Bond sales by companies worldwide slowed to an 11-year low in January as investors shunned risk amid a meltdown in capital and commodities markets.
About $329 billion (€303.3bn) of debt has been issued so far this month, the least for a January since 2005, when $299bn of securities were sold.
That’s despite the biggest day ever for bond sales in the US on January 13 when Anheuser-Busch InBev sold $46bn of bonds to fund its takeover of SABMiller.
The deal was the second-largest dollar-denominated debt deal on record.
“It’s like the Emperor has no clothes — the world is not as rich as it thought it was,” said Eden Riche, the London-based global head of high-yield and emerging-markets syndicate at ING Bank.
“There are a number of factors coming together all at once — deflating global asset bubbles, the collapse in the commodity market, China slowdown, and concerns the Federal Reserve will raise rates too quickly. It’s created the perfect storm,” the analysts said.
Since the Fed raised rates last month, a rout in Chinese equities has fuelled concern a slowdown there would spread to the global economy.
The Standard & Poor’s 500 stock index has since plunged 6.8%, oil prices have declined 20% over the same period and junk bonds have lost about 1.8%.
January is on track for the slowest month for initial public offerings on US exchanges since December 2008, when no companies filed to raise shares after the bankruptcy of Lehman Brothers Holdings.
Corporate note issuance in China may grow at a slower pace this year, as the world’s second-largest economy expands at the weakest pace in a quarter century, according to Tang Lingyun, deputy head of global markets at Industrial & Commercial Bank of China.
Firms in industries with excess capacity will face difficulty in raising debt financing as investors shun lower-rated securities, he said.

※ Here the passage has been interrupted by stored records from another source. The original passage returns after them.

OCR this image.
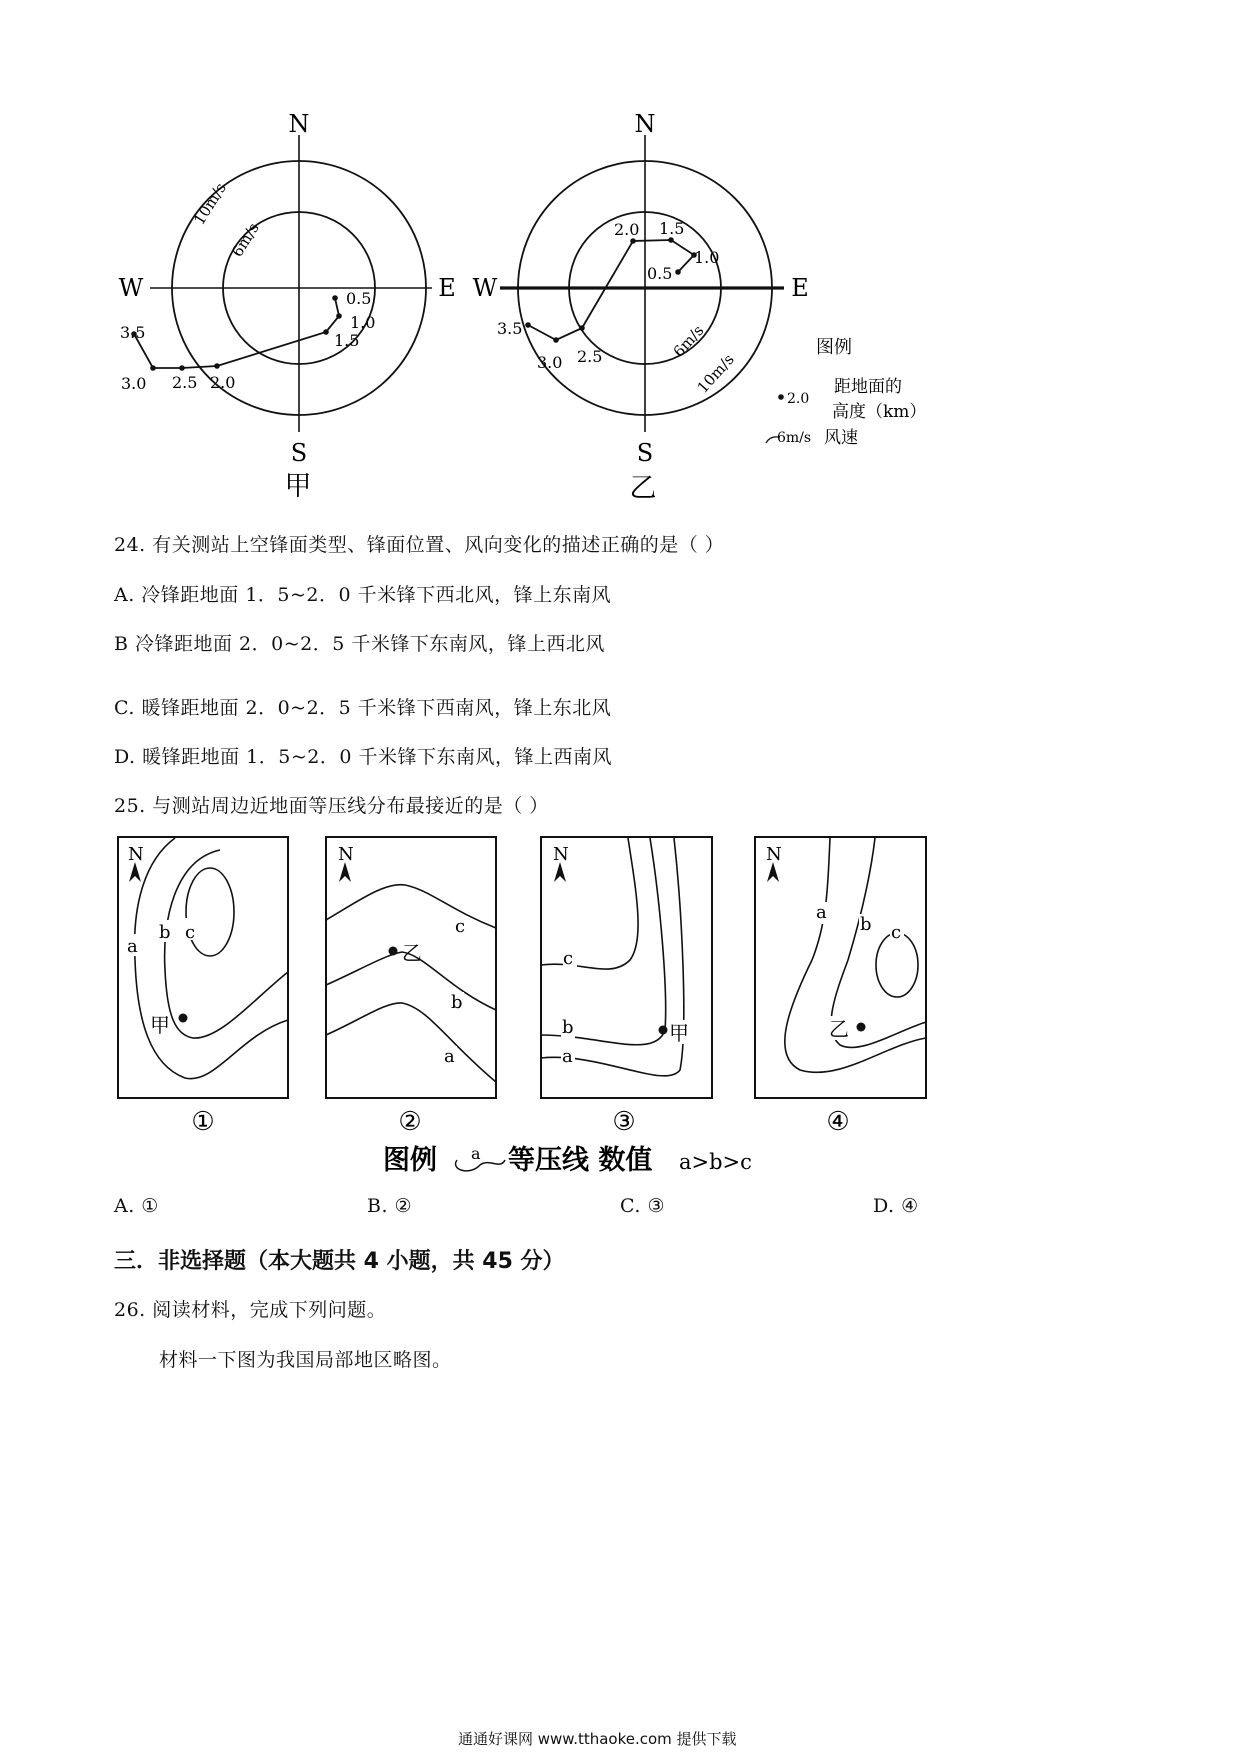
N
S
W	E
10m/s
6m/s
0.5
1.0
1.5
2.0
2.5
3.0
3.5
甲
N
S
W	E
6m/s
10m/s
0.5
1.0
1.5
2.0
2.5
3.0
3.5
乙
图例
2.0
距地面的
高度（km）
6m/s 风速
24. 有关测站上空锋面类型、锋面位置、风向变化的描述正确的是（ ）
A. 冷锋距地面 1．5~2．0 千米锋下西北风，锋上东南风
B 冷锋距地面 2．0~2．5 千米锋下东南风，锋上西北风
C. 暖锋距地面 2．0~2．5 千米锋下西南风，锋上东北风
D. 暖锋距地面 1．5~2．0 千米锋下东南风，锋上西南风
25. 与测站周边近地面等压线分布最接近的是（ ）
N
a
b c
甲
①
N
c
b
a
乙
②
N
c
b
a
甲
③
N
a
b c
乙
④
图例 a 等压线 数值 a>b>c
A. ①	B. ②	C. ③	D. ④
三．非选择题（本大题共 4 小题，共 45 分）
26. 阅读材料，完成下列问题。
材料一下图为我国局部地区略图。
通通好课网 www.tthaoke.com 提供下载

Bond investors who gobbled up $29 trillion of corporate debt since the financial crisis have mostly avoided all but the highest-quality issuers.
AB InBev received a record $110bn of investor orders on its offering, allowing it to tighten yields from initial guidance enough to shave about $100 million in potential annual interest costs.
The outlook for high-yield debt is particularly bleak.
Jeffrey Gundlach, chief investment officer of Double Line Capital, who has warned of a recession in the US, has said issuance of the riskier debt will probably collapse amid rising yields and a slowing economy.
“Corporate bond spreads have moved wider in response to increasing global risk,” said Scott Kimball, a Miami-based senior portfolio manager at Taplin Canida & Habacht, part of BMO Global Asset Management, which oversees $237bn of assets.